Within each window MLR measures fitness only relative to an arbitrary pivot. The all_fitness_flux target scaffolds the per-window estimates onto a single per-variant scale (rule fitness_flux_scaffold_fitness), then computes mean population fitness, fitness variance, and fitness flux through time:

nextstrain build . all_fitness_flux

This writes the analysis tables under fitness-flux-analysis/results/ together with the per-figure data consumed by the interactive components in viz/

fitness-flux-analysis/results/sarscov2_clades_scaffolded_fitness.tsv
viz/time-vs-fitness/data/sarscov2_clades.json

Lineage deltas

The all_lineage_deltas target counts amino-acid substitutions per Pango lineage (rule lineage_mut_counts), forms parent-to-child branches, and contrasts each branch’s change in substitution count against its change in fitness — also comparing against the EvEscape and ESM-2 mutational-fitness predictors:

nextstrain build . all_lineage_deltas

producing the per-branch deltas and predictor correlations under lineage-deltas-analysis/results/

lineage-deltas-analysis/results/branch_deltas.tsv
lineage-deltas-analysis/results/predictor_correlations.tsv

Cleaning

nextstrain build . clean removes everything the workflow generates (the sequence-counts/, mlr-estimates/, logs, analysis results/, and generated viz data) so the repo can be rerun from scratch, leaving the provisioned raw metadata in place. nextstrain build . clean_analysis removes only the fitness-flux and lineage-deltas intermediates, leaving the upstream sequence counts and MLR estimates intact.

Organization

  • manuscript/ — paper source (fitness-flux.md, fitness_flux.bib, figures), built with press.
  • Snakefile, rules/ — workflow definition; each rules/*.smk file covers one pipeline stage.
  • scripts/ — sequence-count preparation and MLR scripts (run-mlr-model.py, collapse-lineage-counts.py, prepare-pango-relationships.py, …).
  • defaults/config.yaml — datasets and per-dataset parameters (windows, collapse thresholds, model settings).
  • data/, sequence-counts/, mlr-estimates/ — provisioned metadata and generated workflow outputs (gitignored).
  • fitness-flux-analysis/ — scaffolding plus the fitness-flux and fitness-variance analysis, figures, and viz source data.
  • lineage-deltas-analysis/ — per-branch mutation-to-fitness contrasts and the EvEscape / ESM-2 predictor source data.
  • mutation-counts/ — per-lineage substitution counts by genome region.
  • inclusion-thresholds/ — collapse-threshold sweep and the rationale behind the chosen cutoffs.
  • viz/ — interactive figure components (HTML/JS) fed by the viz/*/data/ tables the workflow generates.

Versioning

The manuscript is released under semantic versioning: each release is a git tag vX.Y.Z with a matching GitHub Release, and the current version is shown in the manuscript header.

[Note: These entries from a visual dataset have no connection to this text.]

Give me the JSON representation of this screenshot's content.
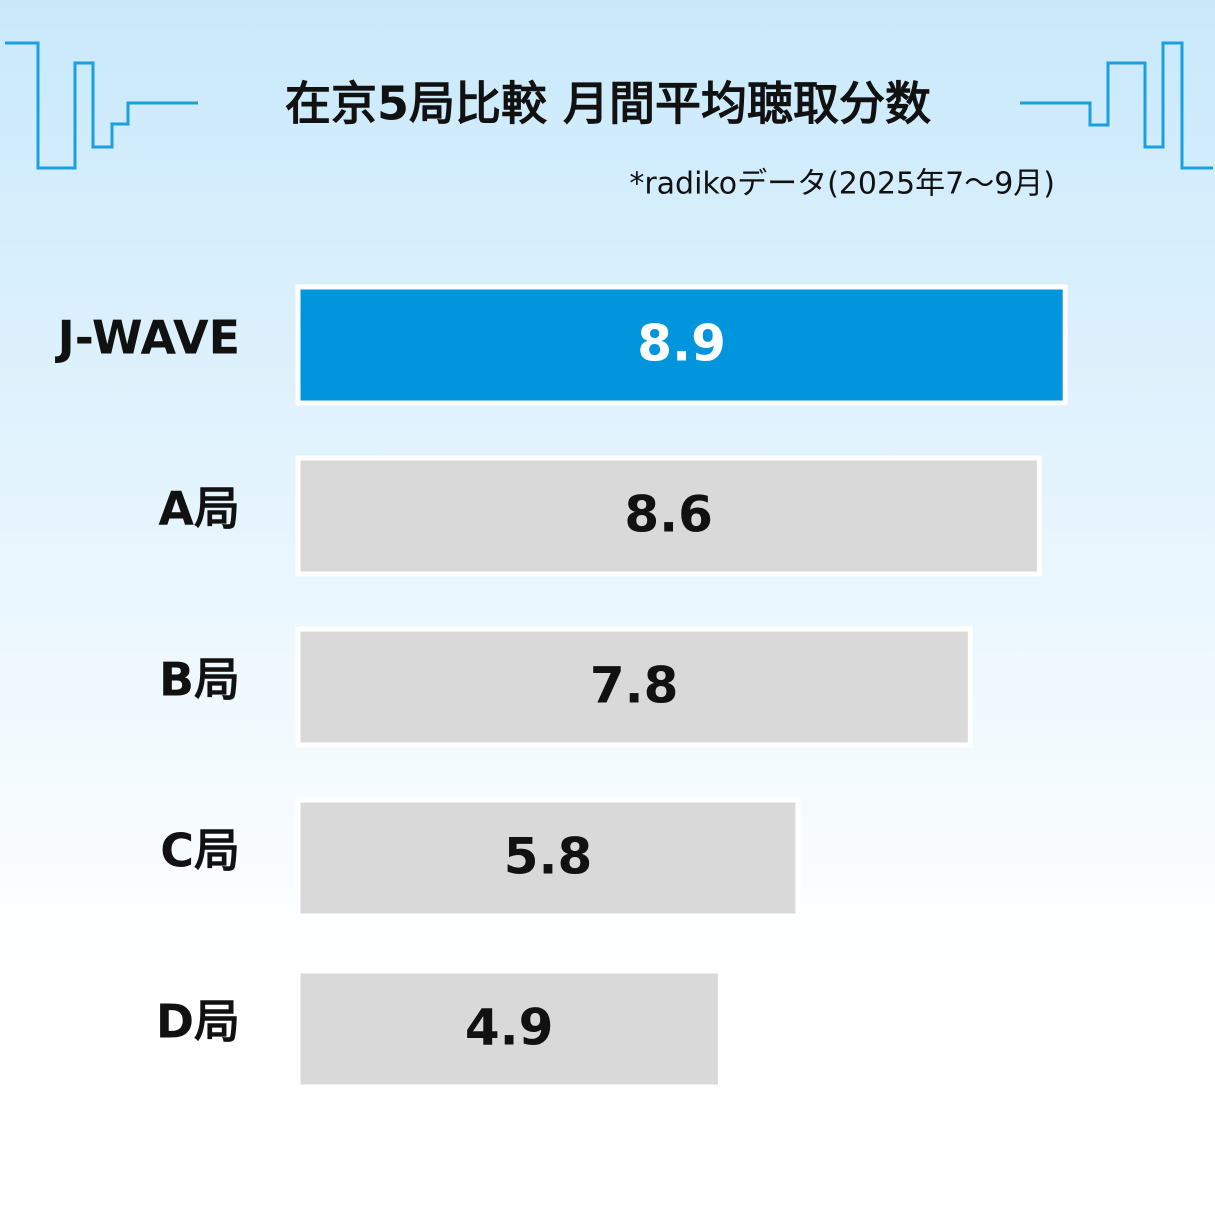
{
  "chart_data": {
    "type": "hbar",
    "title": "在京5局比較 月間平均聴取分数",
    "subtitle": "*radikoデータ(2025年7〜9月)",
    "categories": [
      "J-WAVE",
      "A局",
      "B局",
      "C局",
      "D局"
    ],
    "values": [
      8.9,
      8.6,
      7.8,
      5.8,
      4.9
    ],
    "colors": [
      "#0095dc",
      "#d9d9d9",
      "#d9d9d9",
      "#d9d9d9",
      "#d9d9d9"
    ],
    "value_label_colors": [
      "#ffffff",
      "#111111",
      "#111111",
      "#111111",
      "#111111"
    ],
    "xlim": [
      0,
      10
    ]
  }
}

The bump reflects the size of the scientific change:

bump example meaning
MAJOR v2.0.0 changes the scientific story — a major/minor journal revision, added or removed analyses, changed conclusions
MINOR v1.1.0 textual or data changes that refine but do not overturn the message (data refresh, added references, clarified Methods)
PATCH v1.0.1 typos, formatting, link or figure fixes — no change in meaning

v0.x.0 marks pre-submission drafts; v1.0.0 is the first preprint/submission.

To cut a release:

  1. Bump version.name, version.url, and date in the manuscript/fitness-flux.md front-matter.
  2. git commit -m "Release vX.Y.Z"
  3. git tag -a vX.Y.Z -m "vX.Y.Z — <one-line summary>"
  4. git push origin main --follow-tags
  5. gh release create vX.Y.Z --title vX.Y.Z --notes "<what changed>"
  6. ./manuscript/publish.sh to rebuild and redeploy the page.

Review changes between versions with GitHub’s vA...vB compare view or git diff vA vB -- manuscript/fitness-flux.md.

Citation

Bedford T. 2026. Fitness flux in SARS-CoV-2 and influenza H3N2. bioRxiv: 2026.07.05.736619.